Black Friday – um fenômeno da distopia capitalista
Há um ritual sagrado para a glorificação do deus-Mercado todos os anos, especialmente em Novembro: o rito chamado “Black Friday” (Sexta-Feira Negra). Nesse evento, que é o ápice do espirito liberal/capitalista, pessoas esperam durante dias nas portas de lojas para aproveitar oportunidades imperdíveis de adquirir qualquer bugiganga possível: TV’s, smartphones, videogames, roupas, eletrodomésticos, etc. Nesses rituais, os “homens civilizados”, os exemplares do patamar mais alto da humanidade e do sistema que “deu certo” se amontoam, pisoteiam uns aos outros, se ofendem, se agridem fisicamente e literalmente são capazes de matar pra garantir alguma quinquilharia nova. Animais disputando brinquedos.
Consumir é uma ação humana. Não há erro nisso, não há nada com o qual se envergonhar.

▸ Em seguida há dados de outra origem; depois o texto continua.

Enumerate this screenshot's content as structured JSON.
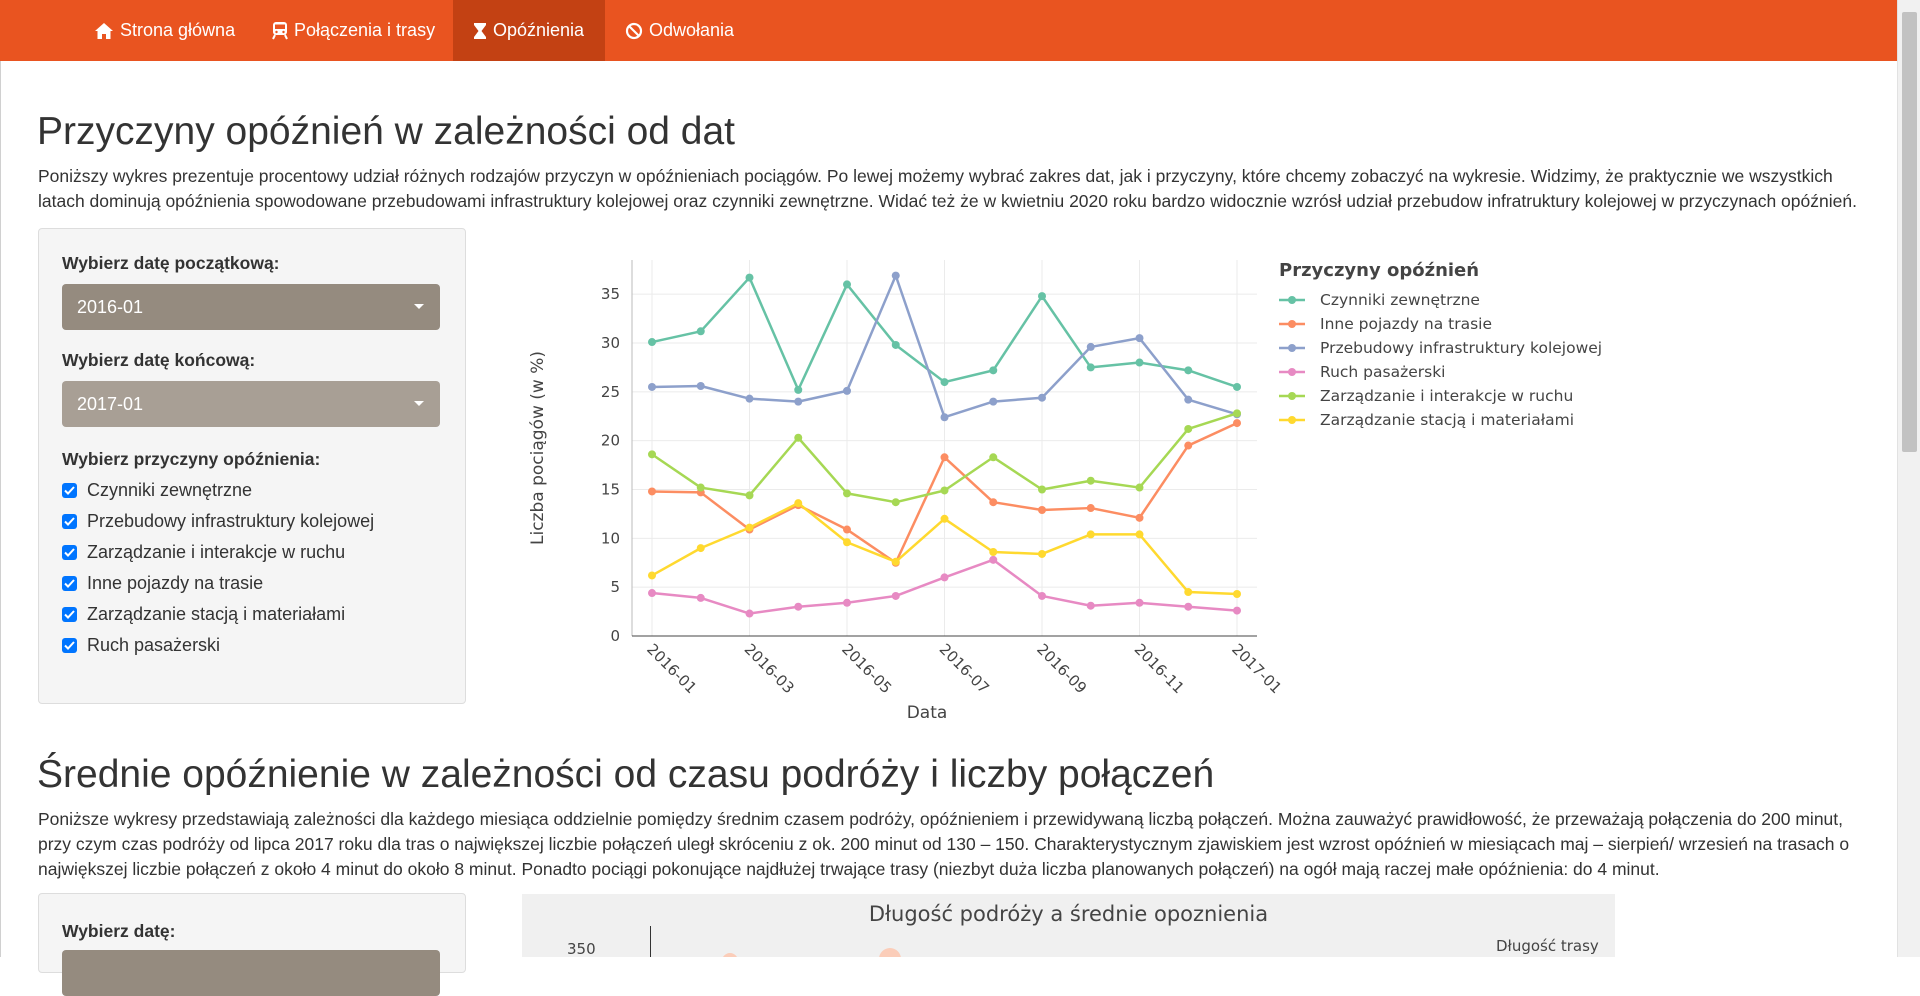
{
  "nav": {
    "items": [
      {
        "label": "Strona główna",
        "icon": "home-icon"
      },
      {
        "label": "Połączenia i trasy",
        "icon": "train-icon"
      },
      {
        "label": "Opóźnienia",
        "icon": "hourglass-icon"
      },
      {
        "label": "Odwołania",
        "icon": "ban-icon"
      }
    ],
    "active_index": 2
  },
  "section1": {
    "title": "Przyczyny opóźnień w zależności od dat",
    "description": "Poniższy wykres prezentuje procentowy udział różnych rodzajów przyczyn w opóźnieniach pociągów. Po lewej możemy wybrać zakres dat, jak i przyczyny, które chcemy zobaczyć na wykresie. Widzimy, że praktycznie we wszystkich latach dominują opóźnienia spowodowane przebudowami infrastruktury kolejowej oraz czynniki zewnętrzne. Widać też że w kwietniu 2020 roku bardzo widocznie wzrósł udział przebudow infratruktury kolejowej w przyczynach opóźnień.",
    "start_label": "Wybierz datę początkową:",
    "start_value": "2016-01",
    "end_label": "Wybierz datę końcową:",
    "end_value": "2017-01",
    "causes_label": "Wybierz przyczyny opóźnienia:",
    "causes": [
      "Czynniki zewnętrzne",
      "Przebudowy infrastruktury kolejowej",
      "Zarządzanie i interakcje w ruchu",
      "Inne pojazdy na trasie",
      "Zarządzanie stacją i materiałami",
      "Ruch pasażerski"
    ]
  },
  "chart_data": {
    "type": "line",
    "xlabel": "Data",
    "ylabel": "Liczba pociągów (w %)",
    "legend_title": "Przyczyny opóźnień",
    "legend_position": "right",
    "grid": true,
    "ylim": [
      0,
      38.5
    ],
    "yticks": [
      0,
      5,
      10,
      15,
      20,
      25,
      30,
      35
    ],
    "x": [
      "2016-01",
      "2016-02",
      "2016-03",
      "2016-04",
      "2016-05",
      "2016-06",
      "2016-07",
      "2016-08",
      "2016-09",
      "2016-10",
      "2016-11",
      "2016-12",
      "2017-01"
    ],
    "xticks": [
      "2016-01",
      "2016-03",
      "2016-05",
      "2016-07",
      "2016-09",
      "2016-11",
      "2017-01"
    ],
    "series": [
      {
        "name": "Czynniki zewnętrzne",
        "color": "#66c2a5",
        "values": [
          30.1,
          31.2,
          36.7,
          25.2,
          36.0,
          29.8,
          26.0,
          27.2,
          34.8,
          27.5,
          28.0,
          27.2,
          25.5
        ]
      },
      {
        "name": "Inne pojazdy na trasie",
        "color": "#fc8d62",
        "values": [
          14.8,
          14.7,
          10.9,
          13.4,
          10.9,
          7.5,
          18.3,
          13.7,
          12.9,
          13.1,
          12.1,
          19.5,
          21.8
        ]
      },
      {
        "name": "Przebudowy infrastruktury kolejowej",
        "color": "#8da0cb",
        "values": [
          25.5,
          25.6,
          24.3,
          24.0,
          25.1,
          36.9,
          22.4,
          24.0,
          24.4,
          29.6,
          30.5,
          24.2,
          22.7
        ]
      },
      {
        "name": "Ruch pasażerski",
        "color": "#e78ac3",
        "values": [
          4.4,
          3.9,
          2.3,
          3.0,
          3.4,
          4.1,
          6.0,
          7.8,
          4.1,
          3.1,
          3.4,
          3.0,
          2.6
        ]
      },
      {
        "name": "Zarządzanie i interakcje w ruchu",
        "color": "#a6d854",
        "values": [
          18.6,
          15.2,
          14.4,
          20.3,
          14.6,
          13.7,
          14.9,
          18.3,
          15.0,
          15.9,
          15.2,
          21.2,
          22.8
        ]
      },
      {
        "name": "Zarządzanie stacją i materiałami",
        "color": "#ffd92f",
        "values": [
          6.2,
          9.0,
          11.1,
          13.6,
          9.6,
          7.6,
          12.0,
          8.6,
          8.4,
          10.4,
          10.4,
          4.5,
          4.3
        ]
      }
    ]
  },
  "section2": {
    "title": "Średnie opóźnienie w zależności od czasu podróży i liczby połączeń",
    "description": "Poniższe wykresy przedstawiają zależności dla każdego miesiąca oddzielnie pomiędzy średnim czasem podróży, opóźnieniem i przewidywaną liczbą połączeń. Można zauważyć prawidłowość, że przeważają połączenia do 200 minut, przy czym czas podróży od lipca 2017 roku dla tras o największej liczbie połączeń uległ skróceniu z ok. 200 minut od 130 – 150. Charakterystycznym zjawiskiem jest wzrost opóźnień w miesiącach maj – sierpień/ wrzesień na trasach o największej liczbie połączeń z około 4 minut do około 8 minut. Ponadto pociągi pokonujące najdłużej trwające trasy (niezbyt duża liczba planowanych połączeń) na ogół mają raczej małe opóźnienia: do 4 minut.",
    "date_label": "Wybierz datę:",
    "chart_title": "Długość podróży a średnie opoznienia",
    "y_tick": "350",
    "legend_title": "Długość trasy"
  },
  "colors": {
    "navbar": "#e95420",
    "navbar_active": "#c34113",
    "select_start": "#958b7f",
    "select_end": "#a89f95",
    "checkbox": "#0075ff"
  }
}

Mas valorizar a mercadoria acima da vida humana e da própria dignidade é um feito essencialmente liberal, uma grandíssima “conquista civilizacional” (sim, e o argumento do liberal será apontar para alguma sociedade que não desfruta dessa “abundância”, onde as pessoas não se matam em corredores de supermercados). Essa é a epítome do capitalismo: o sujeito (no caso, a vida humana) está num nível inferior ao do objeto (a mercadoria). Você pode esmurrar a cara de um concorrente para garantir sua torradeira, mas deve garantir que o produto chegue intacto ao carro.
A “Black Friday” é um fenômeno da distopia liberal, uma ideologia que valoriza a posse material, sustentada pela suposta “liberdade humana” (essencialmente baseada nessa posse) – os liberais utilizam justamente a capacidade de possuir algo, de acumular propriedade privada, para medir o nível de “liberdade” humana. O egoísmo e o individualismo são estruturas que permitem com muita naturalidade o pisoteamento de alguém em nome do consumo de coisas essencialmente desnecessárias (não estamos falando absolutamente de alguém que realmente precisa dessas coisas ou que nunca teve acesso a elas, mas de sociedades inteiramente movidas pelo consumismo onde pessoas literalmente descartam objetos “ultrapassados” pelo simples prazer de comprar algo “novo” – um objeto com alguma grande novidade, um grande avanço como uma cor diferente ou um layout retocado). E não falamos dos “bárbaros”, nos referimos especialmente à Black Friday no mundo dos “civilizados” – essencialmente os Estados Unidos da América, os bastiões e guardiões da “cultura ocidental” (seja lá o que isso signifique), da dignidade humana, da liberdade, da prosperidade e da democracia.
O cerne do problema não se trata de aproveitar promoções, comprar algum produto que você goste por um preço mais barato (isso quando as próprias empresas não simulam preços mais baratos para enganar os consumidores). O X da questão está justamente em colocar esses bens totalmente secundários como o centro da existência humana e como coisas com valor intrínseco superior ao da própria vida humana. Essa mudança cognitiva da priorização do objeto acima dos seres é fruto direto da lógica industrial e da sociedade de consumo/consumismo. Consumir é uma das ações humanas e, nem de longe, o ponto máximo da experiência humana.
No Brasil, esse consumismo desenfreado não está num nível minimamente próximo da aberração vista num país como os EUA. Aqui, a maioria da população sequer tem acesso a alimentação adequada. Mas, quem sabe, um dia nos tornemos materialmente ricos e espiritualmente destituídos e possamos aspirar à gloriosa realização civilizacional de praticamente morrer por uma TV de LED.
A posse de bens não deve estar acima da posse da dignidade e do reconhecimento não só da sua dignidade e dos seus anseios individuais, mas do respeito ao tecido social e à dignidade também dos outros. A cultura de individualismo não favorece suas “liberdades” nem sua integridade enquanto pessoa, enquanto portador de uma individualidade: ao contrário, ela dilui tudo isso num amontoado, um aglomerado de pessoas cuja única aspiração é o consumo e que literalmente enxergam sua própria existência como inferior aos anseios, vontades e posses que elas detêm. Sem um espírito comunitário, não há liberdade real e muito menos valorização da dignidade humana, da vida.
Mas é óbvio que tudo isso é “comunismo”. Então, nossos aplausos aos pisoteamentos e mães com suas crianças esmagadas por multidões de consumidores. Afinal, “não há sistema que funcione melhor”.